The safety profile of these 38 patients was consistent with previous reports in the overall safety population as shown in the presentation. In the cohort reported the most frequent emergent adverse events of any grade included liver enzymes, dry mouth and hypertension. Most importantly, no patients in this cohort discontinued treatment due to a treatment related adverse event.
In the talk I shared three specific cases who benefitted from selpercatinib. The first one is a patient with a 31-year-old female with metastatic pancreatic ductal adenocarcinoma. Prior therapies included FOLFIRINOX and FOLFIRI. Genetic profiling revealed the tumour harbouring RET fusion that was microsatellite stable and KRAS BRAF wild type. The patient was enrolled on the LIBRETTO-001 trial. The patient’s disease demonstrated partial response to selpercatinib after four cycles with 38% shrinkage which continues to decrease over time to 50% tumour shrinkage at 40 cycles. Selpercatinib was well tolerated with manageable low-grade AEs. As of February 2021 the patient still continues on selpercatinib with an ongoing response of 37 months.
The second case was a case of a Japanese female from Japan who was diagnosed with ER HER2 negative stage 4 breast cancer, this time harbouring a CCD6-RET fusion with no co-occurring alterations identified. After enrolling on the selpercatinib treatment the prior therapies that included Tamoxifen and goserelin and which were discontinued due to disease progression, the patient enrolled on the selpercatinib treatment and the patient experienced a complete response just after three months on selpercatinib. The patient continues on clinical therapy although the patient’s cancer progressed because the investigators felt an assessment of ongoing clinical benefit.
The third case I shared was a case of a 36-year-old white man with metastatic xanthogranuloma with no organ involvement. The NGS testing revealed no other co-occurring alterations but NCOA4-RET fusion. Twelve weeks after the patient began therapy with selpercatinib the marked improvement of disfiguring lesions was seen. After seven months of selpercatinib treatment a complete response was observed.
In summary, RET fusions in tumours other than non-small cell lung cancer and thyroid cancer are uncommon but potentially actionable. Selpercatinib demonstrates promising activity across a variety of non-lung and non-thyroid RET fusion-positive advanced solid tumours including difficult to treat, treatment refractory GI malignancies. The objective response rate by investigator assessment in this heavily pre-treated population was 47% and this included complete responses. Efficacy was observed across cancer types and a spectrum of fusion partners. Overall, selpercatinib was well tolerated with a safety profile consistent with what has been previously reported with no new safety signals identified.
This analysis reiterates the importance of a broad-based comprehensive genomic profiling to identify actionable oncogenic drivers that include RET fusions.
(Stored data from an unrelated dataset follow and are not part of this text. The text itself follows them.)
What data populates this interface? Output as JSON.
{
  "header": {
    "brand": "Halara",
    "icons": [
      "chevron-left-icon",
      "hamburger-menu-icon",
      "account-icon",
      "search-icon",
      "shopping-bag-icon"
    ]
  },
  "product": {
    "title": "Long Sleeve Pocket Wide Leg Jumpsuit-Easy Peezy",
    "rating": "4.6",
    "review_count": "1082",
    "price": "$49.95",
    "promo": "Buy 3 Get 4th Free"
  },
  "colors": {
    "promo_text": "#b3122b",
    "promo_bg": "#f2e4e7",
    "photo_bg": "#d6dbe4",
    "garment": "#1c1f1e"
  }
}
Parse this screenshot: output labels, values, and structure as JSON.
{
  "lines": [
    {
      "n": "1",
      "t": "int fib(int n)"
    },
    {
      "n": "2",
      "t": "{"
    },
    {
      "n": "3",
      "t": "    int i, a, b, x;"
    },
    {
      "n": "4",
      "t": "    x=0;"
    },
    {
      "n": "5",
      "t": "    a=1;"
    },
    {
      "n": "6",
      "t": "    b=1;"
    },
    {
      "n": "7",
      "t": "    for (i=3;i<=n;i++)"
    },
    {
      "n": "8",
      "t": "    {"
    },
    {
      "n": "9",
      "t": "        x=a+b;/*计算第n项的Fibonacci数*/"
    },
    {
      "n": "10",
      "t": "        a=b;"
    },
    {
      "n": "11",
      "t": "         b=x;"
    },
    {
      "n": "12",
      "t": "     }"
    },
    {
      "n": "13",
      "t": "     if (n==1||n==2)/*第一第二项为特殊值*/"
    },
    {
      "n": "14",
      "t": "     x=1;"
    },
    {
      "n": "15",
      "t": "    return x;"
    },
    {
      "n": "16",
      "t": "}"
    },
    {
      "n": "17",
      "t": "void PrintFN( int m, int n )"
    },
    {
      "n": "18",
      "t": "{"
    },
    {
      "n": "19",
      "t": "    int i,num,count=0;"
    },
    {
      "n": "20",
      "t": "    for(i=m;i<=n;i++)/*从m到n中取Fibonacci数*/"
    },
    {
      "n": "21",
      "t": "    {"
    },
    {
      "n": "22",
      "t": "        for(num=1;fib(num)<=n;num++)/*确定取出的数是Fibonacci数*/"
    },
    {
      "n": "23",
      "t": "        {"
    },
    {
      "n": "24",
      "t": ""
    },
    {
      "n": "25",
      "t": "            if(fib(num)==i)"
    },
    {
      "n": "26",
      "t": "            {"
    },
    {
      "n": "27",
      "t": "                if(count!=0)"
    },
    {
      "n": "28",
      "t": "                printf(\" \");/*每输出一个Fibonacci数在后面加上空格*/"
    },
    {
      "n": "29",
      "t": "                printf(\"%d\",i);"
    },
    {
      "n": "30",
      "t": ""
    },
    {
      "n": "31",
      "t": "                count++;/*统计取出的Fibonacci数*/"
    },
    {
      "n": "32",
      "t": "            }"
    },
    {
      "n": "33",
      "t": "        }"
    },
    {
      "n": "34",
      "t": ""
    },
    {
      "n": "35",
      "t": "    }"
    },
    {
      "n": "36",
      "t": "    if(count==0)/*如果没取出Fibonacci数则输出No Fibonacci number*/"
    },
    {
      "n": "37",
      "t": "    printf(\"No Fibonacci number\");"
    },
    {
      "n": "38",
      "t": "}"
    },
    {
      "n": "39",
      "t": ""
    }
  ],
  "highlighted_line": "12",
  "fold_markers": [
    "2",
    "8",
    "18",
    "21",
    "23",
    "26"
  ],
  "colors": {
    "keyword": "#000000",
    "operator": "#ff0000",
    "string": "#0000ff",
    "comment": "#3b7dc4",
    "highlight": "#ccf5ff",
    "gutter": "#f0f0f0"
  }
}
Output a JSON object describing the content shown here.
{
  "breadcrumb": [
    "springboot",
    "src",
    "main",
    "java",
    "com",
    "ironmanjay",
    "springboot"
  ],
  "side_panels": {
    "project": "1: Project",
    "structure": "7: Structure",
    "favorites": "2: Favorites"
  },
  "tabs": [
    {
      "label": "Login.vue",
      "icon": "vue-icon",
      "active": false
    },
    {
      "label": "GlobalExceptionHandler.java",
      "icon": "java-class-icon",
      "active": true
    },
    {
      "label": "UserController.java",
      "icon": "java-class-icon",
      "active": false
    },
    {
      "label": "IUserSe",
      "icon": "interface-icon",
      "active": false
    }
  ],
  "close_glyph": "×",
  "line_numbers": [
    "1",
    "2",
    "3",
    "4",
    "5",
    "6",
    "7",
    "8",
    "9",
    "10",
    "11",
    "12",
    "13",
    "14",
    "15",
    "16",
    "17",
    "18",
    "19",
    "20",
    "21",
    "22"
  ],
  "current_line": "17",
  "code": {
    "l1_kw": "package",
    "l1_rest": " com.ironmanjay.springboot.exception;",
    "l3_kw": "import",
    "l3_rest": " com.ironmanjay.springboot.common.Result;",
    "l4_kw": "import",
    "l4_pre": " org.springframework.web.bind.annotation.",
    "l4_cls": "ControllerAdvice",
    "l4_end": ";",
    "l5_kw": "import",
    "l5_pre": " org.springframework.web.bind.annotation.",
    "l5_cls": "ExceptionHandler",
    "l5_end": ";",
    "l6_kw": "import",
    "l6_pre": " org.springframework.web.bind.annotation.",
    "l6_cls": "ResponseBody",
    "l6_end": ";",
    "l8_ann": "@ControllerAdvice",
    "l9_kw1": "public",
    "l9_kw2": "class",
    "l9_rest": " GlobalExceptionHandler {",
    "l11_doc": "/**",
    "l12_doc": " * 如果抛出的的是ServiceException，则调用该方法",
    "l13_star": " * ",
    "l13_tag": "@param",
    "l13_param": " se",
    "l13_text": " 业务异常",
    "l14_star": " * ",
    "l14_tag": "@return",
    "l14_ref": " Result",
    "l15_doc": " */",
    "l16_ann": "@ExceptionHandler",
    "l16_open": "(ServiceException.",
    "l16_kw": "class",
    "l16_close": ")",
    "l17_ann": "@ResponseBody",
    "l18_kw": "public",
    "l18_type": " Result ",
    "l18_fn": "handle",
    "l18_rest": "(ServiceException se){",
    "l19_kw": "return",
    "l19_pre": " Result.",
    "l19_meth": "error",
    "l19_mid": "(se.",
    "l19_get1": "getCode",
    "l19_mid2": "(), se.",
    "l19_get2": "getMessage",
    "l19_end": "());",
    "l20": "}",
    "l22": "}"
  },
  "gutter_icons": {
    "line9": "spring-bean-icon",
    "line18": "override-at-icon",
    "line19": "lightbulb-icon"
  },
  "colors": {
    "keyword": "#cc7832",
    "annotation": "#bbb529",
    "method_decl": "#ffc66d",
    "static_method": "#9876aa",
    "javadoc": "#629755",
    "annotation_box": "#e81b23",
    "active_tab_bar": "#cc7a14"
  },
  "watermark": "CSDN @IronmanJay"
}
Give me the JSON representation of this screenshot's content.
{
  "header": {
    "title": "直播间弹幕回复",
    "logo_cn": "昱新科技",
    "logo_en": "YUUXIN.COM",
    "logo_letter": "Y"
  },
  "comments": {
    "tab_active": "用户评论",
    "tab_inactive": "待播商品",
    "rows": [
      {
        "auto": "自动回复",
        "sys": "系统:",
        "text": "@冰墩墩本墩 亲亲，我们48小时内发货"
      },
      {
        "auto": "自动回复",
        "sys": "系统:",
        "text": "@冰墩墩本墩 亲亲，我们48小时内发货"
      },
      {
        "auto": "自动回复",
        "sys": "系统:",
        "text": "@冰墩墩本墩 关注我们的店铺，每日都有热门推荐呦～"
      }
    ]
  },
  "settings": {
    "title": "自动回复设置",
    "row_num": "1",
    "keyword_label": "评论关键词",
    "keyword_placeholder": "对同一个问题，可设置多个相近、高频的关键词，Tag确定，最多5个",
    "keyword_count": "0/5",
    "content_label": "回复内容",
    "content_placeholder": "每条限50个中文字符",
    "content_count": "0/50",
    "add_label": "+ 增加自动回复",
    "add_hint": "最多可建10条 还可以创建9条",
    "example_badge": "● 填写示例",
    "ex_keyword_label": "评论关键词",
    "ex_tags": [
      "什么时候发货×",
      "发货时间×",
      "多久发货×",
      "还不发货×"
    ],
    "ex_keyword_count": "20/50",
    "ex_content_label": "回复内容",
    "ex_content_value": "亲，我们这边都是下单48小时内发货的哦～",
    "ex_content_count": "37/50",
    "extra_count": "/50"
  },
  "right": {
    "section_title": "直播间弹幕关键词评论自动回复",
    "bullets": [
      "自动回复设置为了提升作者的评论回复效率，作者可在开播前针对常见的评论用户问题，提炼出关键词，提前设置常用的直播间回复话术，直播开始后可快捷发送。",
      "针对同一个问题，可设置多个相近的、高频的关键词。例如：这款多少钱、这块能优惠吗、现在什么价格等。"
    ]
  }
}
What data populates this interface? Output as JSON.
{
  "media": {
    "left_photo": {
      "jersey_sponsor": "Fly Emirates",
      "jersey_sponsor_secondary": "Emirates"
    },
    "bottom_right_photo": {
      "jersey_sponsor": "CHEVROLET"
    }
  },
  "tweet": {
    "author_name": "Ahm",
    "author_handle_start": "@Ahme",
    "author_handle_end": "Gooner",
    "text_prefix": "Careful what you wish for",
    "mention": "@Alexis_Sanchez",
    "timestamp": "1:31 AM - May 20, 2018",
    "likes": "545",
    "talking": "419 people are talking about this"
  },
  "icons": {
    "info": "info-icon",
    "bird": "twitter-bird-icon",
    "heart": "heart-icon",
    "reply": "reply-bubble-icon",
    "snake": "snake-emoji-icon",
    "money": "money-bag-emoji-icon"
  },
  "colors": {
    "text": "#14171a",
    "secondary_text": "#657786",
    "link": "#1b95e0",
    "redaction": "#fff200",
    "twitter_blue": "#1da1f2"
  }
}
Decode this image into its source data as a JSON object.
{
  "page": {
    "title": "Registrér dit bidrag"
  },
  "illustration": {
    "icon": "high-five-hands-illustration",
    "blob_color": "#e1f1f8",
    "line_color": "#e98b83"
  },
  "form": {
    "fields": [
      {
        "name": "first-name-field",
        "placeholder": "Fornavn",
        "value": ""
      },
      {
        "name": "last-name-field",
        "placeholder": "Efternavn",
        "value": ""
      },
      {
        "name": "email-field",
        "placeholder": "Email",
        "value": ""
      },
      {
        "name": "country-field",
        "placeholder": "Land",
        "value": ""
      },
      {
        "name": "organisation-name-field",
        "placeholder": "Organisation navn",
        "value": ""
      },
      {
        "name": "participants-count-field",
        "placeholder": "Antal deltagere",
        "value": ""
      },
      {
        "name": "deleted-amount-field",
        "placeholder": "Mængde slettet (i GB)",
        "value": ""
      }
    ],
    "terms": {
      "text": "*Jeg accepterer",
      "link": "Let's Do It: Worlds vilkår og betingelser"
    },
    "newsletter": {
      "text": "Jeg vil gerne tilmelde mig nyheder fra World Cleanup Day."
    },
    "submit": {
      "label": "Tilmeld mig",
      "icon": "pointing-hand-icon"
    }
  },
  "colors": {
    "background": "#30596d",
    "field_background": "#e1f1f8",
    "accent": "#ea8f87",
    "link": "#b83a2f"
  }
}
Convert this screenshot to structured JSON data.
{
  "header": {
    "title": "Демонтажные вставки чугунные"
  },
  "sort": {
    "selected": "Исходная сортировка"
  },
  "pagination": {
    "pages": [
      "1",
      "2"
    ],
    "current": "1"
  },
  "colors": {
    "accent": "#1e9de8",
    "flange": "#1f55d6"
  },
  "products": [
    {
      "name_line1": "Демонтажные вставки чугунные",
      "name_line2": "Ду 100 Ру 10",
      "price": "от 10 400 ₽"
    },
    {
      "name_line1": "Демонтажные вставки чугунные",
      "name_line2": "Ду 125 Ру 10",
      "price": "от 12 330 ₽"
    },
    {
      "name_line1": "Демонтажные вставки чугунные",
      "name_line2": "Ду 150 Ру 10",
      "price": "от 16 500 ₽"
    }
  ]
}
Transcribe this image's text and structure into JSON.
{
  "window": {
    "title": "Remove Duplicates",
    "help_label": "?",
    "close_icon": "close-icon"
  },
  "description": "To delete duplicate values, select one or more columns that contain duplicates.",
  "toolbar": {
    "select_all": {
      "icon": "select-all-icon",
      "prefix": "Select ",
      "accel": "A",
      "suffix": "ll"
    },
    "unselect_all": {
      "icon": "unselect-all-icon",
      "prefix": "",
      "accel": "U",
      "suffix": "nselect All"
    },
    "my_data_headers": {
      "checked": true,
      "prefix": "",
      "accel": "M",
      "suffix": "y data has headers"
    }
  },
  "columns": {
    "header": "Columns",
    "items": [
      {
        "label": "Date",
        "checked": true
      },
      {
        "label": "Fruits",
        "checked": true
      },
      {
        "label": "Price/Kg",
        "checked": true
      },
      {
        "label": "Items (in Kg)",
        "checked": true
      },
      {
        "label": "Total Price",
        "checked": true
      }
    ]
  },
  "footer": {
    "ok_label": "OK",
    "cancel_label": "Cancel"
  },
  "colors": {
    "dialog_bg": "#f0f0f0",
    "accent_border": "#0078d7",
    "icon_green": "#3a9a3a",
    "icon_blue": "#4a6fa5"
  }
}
The safety and efficacy of selpercatinib continues to be explored in the ongoing LIBRETTO-001 trial which is still enrolling patients with RET fusion-positive non-lung cancers.
I would like to thank the motivated patients and their family members and caregivers of the LIBRETTO-001 trial. I would also like to thank all the global investigators across all the 89 sites and their support staff for their ongoing commitment to the clinical trial. Thank you.